Tive de atravessar um oceano para atinar-me às curvas da minha língua. Eu não sou daqui. De longe, pude ouvir melhor os vícios de linguagem nordestinos. Repentinamente, lembro-me da malemolência de firmar as oclusivas. As palavras que nem areia grudadas no corpo: insistem em permanecer. Por vezes, quando o sol se põe e a rua se cala, ouço o canto lento do oxente. Isso são horas de ouvir vozes? Desce daí, menina. O silêncio. O berimbau. A oração. Os sons que ecoam da descomunicação. De perto, encosto a cabeça no ombro como quem se debruça para ouvir o mar escondido dentro da concha. Sinto gosto de caju, cheiro de alamanda. O que ela diria se eu a pudesse ouvir?

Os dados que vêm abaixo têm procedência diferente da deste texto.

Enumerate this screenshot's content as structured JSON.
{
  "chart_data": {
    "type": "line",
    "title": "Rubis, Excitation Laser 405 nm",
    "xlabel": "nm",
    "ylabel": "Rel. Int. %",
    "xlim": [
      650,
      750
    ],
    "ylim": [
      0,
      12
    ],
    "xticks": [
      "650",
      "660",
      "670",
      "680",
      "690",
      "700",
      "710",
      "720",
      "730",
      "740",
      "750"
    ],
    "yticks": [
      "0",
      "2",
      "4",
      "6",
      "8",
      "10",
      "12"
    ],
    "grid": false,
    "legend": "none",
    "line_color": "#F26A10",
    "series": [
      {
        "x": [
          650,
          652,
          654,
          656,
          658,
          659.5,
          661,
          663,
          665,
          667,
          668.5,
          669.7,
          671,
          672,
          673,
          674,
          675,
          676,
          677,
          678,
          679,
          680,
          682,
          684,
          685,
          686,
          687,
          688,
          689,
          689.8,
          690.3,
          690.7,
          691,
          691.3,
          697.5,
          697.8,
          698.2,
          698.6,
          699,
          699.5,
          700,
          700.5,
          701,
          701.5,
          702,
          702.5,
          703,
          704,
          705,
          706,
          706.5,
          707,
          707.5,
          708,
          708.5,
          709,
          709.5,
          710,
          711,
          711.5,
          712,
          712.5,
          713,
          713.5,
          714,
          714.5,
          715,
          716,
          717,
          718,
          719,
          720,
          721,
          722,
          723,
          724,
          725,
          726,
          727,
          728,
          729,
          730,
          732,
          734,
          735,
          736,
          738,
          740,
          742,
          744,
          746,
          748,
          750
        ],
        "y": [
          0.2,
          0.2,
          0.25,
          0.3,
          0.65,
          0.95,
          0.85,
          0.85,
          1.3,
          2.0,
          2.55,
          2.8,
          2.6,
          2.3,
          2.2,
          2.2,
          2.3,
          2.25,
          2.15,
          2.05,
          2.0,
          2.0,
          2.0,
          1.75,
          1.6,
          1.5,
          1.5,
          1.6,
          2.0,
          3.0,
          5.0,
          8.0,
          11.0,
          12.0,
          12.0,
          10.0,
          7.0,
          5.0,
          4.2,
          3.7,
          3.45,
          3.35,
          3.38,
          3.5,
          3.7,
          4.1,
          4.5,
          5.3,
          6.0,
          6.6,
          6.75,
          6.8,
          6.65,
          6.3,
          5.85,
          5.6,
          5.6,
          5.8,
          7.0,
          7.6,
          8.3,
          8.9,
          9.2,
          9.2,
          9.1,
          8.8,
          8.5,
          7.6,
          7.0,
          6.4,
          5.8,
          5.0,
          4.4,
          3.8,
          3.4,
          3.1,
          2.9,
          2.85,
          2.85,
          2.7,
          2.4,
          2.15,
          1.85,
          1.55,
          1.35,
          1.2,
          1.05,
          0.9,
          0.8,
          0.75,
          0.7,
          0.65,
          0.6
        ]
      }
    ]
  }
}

Atravesso a pele desta palavra: saudade.
Eu respeito o silêncio.
Eu, traiçoeira, trago um amontoado de verbos afiados na ponta da língua, colhidos no cume do cajueiro, para que toda vez que me mandem calar, eu possa atirar uma amálgama de sentenças incompreensíveis, que mal possam ser ouvidas e, logo depois, se desmanchem no ar.
Lá do cume do cajueiro, eu sussurrava, quase calada, ao ritmo do mar: nada nesse mundo vale o meu desespero.
Entre a minha boca e os seus ouvidos, as intempéries.
Do meu brado retumbante, a incompreensão.